By Michael Baadke
Legendary American folk singer and songwriter Woody Guthrie was born Woodrow Wilson Guthrie on July 14, 1912, in Okemah, Okla.
By the age of 16, he was on the road, working odd jobs, playing music and writing songs. He moved to New York and began recording his Dust Bowl Ballads, and appeared on radio shows, including Pursuit of Happiness and Cavalcade of America.
He joined the Merchant Marine in 1943, the year his autobiography Bound for Glory was published.
Guthrie continued to record his songs after World War II, but in the early 1950s he was diagnosed with Huntington’s chorea, a nerve disorder that brought about his death in 1967.
Guthrie’s compositions, along with several books of published writings, form a remarkable body of work that chronicles the hard times of America during the 1930s, while expressing hope for better days.

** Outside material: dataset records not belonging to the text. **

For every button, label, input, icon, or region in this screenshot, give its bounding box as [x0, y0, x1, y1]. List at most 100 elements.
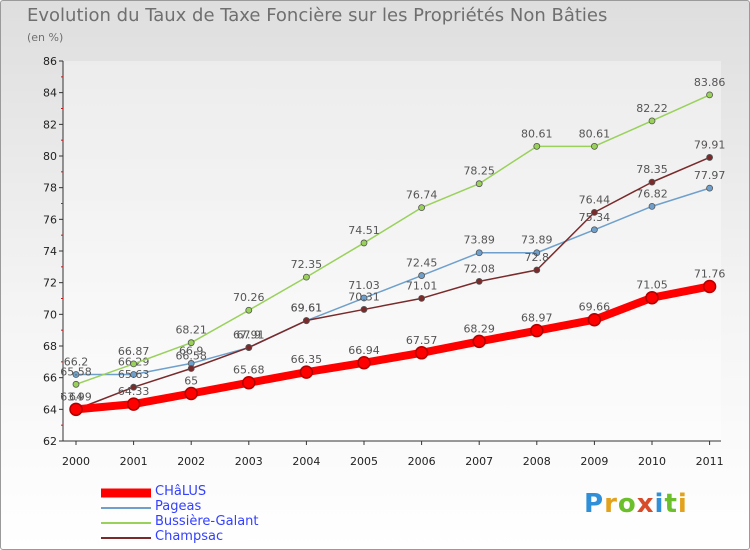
- legend-label-chalus: CHâLUS: [155, 484, 207, 499]
- data-point-champsac: [475, 277, 483, 285]
- legend-swatch-bussiere-galant: [101, 521, 151, 524]
- data-label-pageas: 66.2: [64, 356, 89, 369]
- unit-label: (en %): [27, 31, 64, 44]
- series-line-pageas: [75, 187, 711, 376]
- y-tick-label: 80: [43, 150, 57, 163]
- logo-letter: o: [617, 489, 637, 519]
- data-point-champsac: [591, 208, 598, 216]
- data-point-pageas: [533, 249, 541, 257]
- logo-letter: r: [604, 489, 618, 519]
- data-point-chalus: [184, 386, 198, 401]
- data-point-champsac: [648, 178, 656, 186]
- data-point-bussiere-galant: [648, 117, 656, 125]
- x-tick-label: 2004: [292, 455, 320, 468]
- logo-letter: t: [664, 489, 678, 519]
- y-tick-label: 62: [43, 435, 57, 448]
- data-label-champsac: 76.44: [579, 193, 611, 206]
- legend-item-champsac: Champsac: [101, 529, 361, 545]
- x-tick-label: 2000: [62, 455, 90, 468]
- proxiti-logo: Proxiti: [584, 489, 688, 519]
- data-point-chalus: [242, 375, 256, 390]
- legend-item-chalus: CHâLUS: [101, 484, 361, 500]
- data-label-bussiere-galant: 80.61: [521, 127, 553, 140]
- x-tick-label: 2002: [177, 455, 205, 468]
- data-point-chalus: [414, 346, 429, 360]
- data-label-chalus: 66.94: [348, 344, 380, 357]
- data-label-champsac: 79.91: [694, 138, 726, 151]
- data-point-chalus: [299, 365, 314, 379]
- data-point-champsac: [245, 344, 253, 351]
- logo-letter: i: [654, 489, 665, 519]
- data-label-bussiere-galant: 72.35: [291, 258, 323, 271]
- series-line-bussiere-galant: [75, 94, 711, 386]
- data-point-champsac: [302, 317, 310, 324]
- legend-item-bussiere-galant: Bussière-Galant: [101, 514, 361, 530]
- x-tick-label: 2008: [523, 455, 551, 468]
- data-point-pageas: [591, 226, 598, 234]
- legend-item-pageas: Pageas: [101, 499, 361, 515]
- legend-label-bussiere-galant: Bussière-Galant: [155, 514, 259, 529]
- data-point-chalus: [357, 356, 371, 370]
- x-tick-label: 2003: [235, 455, 263, 468]
- data-point-chalus: [472, 334, 486, 349]
- data-point-bussiere-galant: [475, 180, 483, 188]
- data-label-champsac: 71.01: [406, 279, 438, 292]
- series-line-champsac: [75, 156, 711, 411]
- data-label-chalus: 65.68: [233, 364, 265, 377]
- logo-letter: i: [677, 489, 688, 519]
- data-label-bussiere-galant: 80.61: [579, 127, 611, 140]
- y-tick-label: 64: [43, 403, 57, 416]
- data-label-chalus: 66.35: [291, 353, 323, 366]
- x-tick-label: 2001: [120, 455, 148, 468]
- data-label-pageas: 66.9: [179, 344, 204, 357]
- legend-label-pageas: Pageas: [155, 499, 202, 514]
- data-point-chalus: [645, 290, 659, 305]
- data-point-champsac: [360, 306, 368, 313]
- x-tick-label: 2011: [696, 455, 724, 468]
- data-point-chalus: [69, 402, 83, 417]
- data-label-bussiere-galant: 76.74: [406, 189, 438, 202]
- data-label-pageas: 76.82: [636, 187, 668, 200]
- data-label-chalus: 71.05: [636, 279, 668, 292]
- data-label-chalus: 69.66: [579, 301, 611, 314]
- data-label-champsac: 63.99: [60, 390, 92, 403]
- series-line-chalus: [72, 282, 714, 414]
- data-label-pageas: 73.89: [463, 234, 495, 247]
- x-tick-label: 2005: [350, 455, 378, 468]
- chart-title: Evolution du Taux de Taxe Foncière sur l…: [27, 5, 608, 26]
- data-label-champsac: 72.08: [463, 262, 495, 275]
- data-label-pageas: 67.9: [237, 329, 262, 342]
- data-point-champsac: [706, 154, 713, 161]
- y-tick-label: 74: [43, 245, 57, 258]
- data-label-chalus: 67.57: [406, 334, 438, 347]
- data-point-chalus: [702, 279, 717, 294]
- data-label-chalus: 65: [184, 375, 198, 388]
- data-label-bussiere-galant: 68.21: [175, 324, 207, 337]
- data-point-pageas: [72, 371, 80, 378]
- data-label-bussiere-galant: 70.26: [233, 291, 265, 304]
- data-label-chalus: 68.29: [463, 322, 495, 335]
- x-tick-label: 2010: [638, 455, 666, 468]
- data-label-chalus: 71.76: [694, 267, 726, 280]
- data-label-bussiere-galant: 74.51: [348, 224, 380, 237]
- data-label-champsac: 65.63: [118, 368, 150, 381]
- data-label-champsac: 69.61: [291, 302, 323, 315]
- data-point-bussiere-galant: [360, 239, 368, 247]
- data-point-pageas: [706, 184, 713, 192]
- data-label-pageas: 72.45: [406, 257, 438, 270]
- logo-letter: x: [636, 489, 655, 519]
- data-point-chalus: [126, 397, 141, 411]
- legend: CHâLUS Pageas Bussière-Galant Champsac: [101, 484, 361, 545]
- data-label-pageas: 77.97: [694, 169, 726, 182]
- data-point-bussiere-galant: [302, 273, 310, 281]
- data-point-pageas: [475, 249, 483, 257]
- data-point-bussiere-galant: [187, 339, 195, 347]
- legend-swatch-chalus: [101, 488, 151, 497]
- y-tick-label: 72: [43, 277, 57, 290]
- data-label-pageas: 69.61: [291, 302, 323, 315]
- data-point-bussiere-galant: [72, 380, 80, 388]
- data-point-bussiere-galant: [533, 142, 541, 150]
- data-label-chalus: 68.97: [521, 312, 553, 325]
- x-tick-label: 2009: [580, 455, 608, 468]
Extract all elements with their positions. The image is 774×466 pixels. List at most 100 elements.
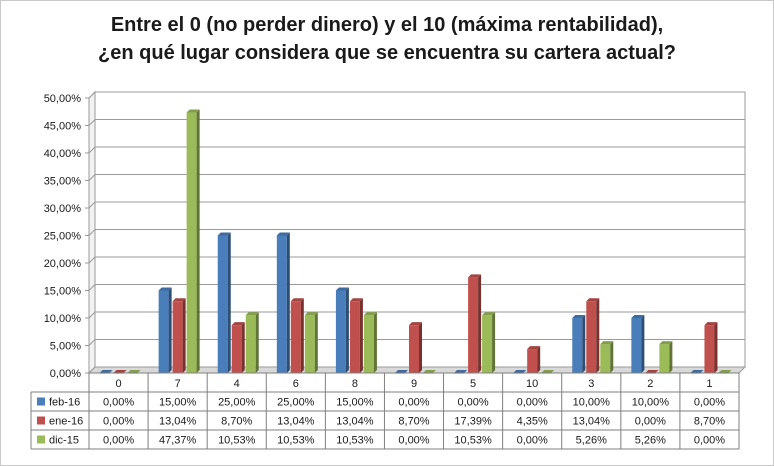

When the 32¢ Woody Guthrie stamp was issued June 26, 1998, the United States Postal Service stated, “His best known song, This Land is Your Land, has become to many of his fans the official national anthem of America,” and added that the song reflects Guthrie’s progressive and populist vision.
The Woody Guthrie stamp (Scott 3213) was issued as part of the Folk Musicians set in the Legends of American Music commemorative series.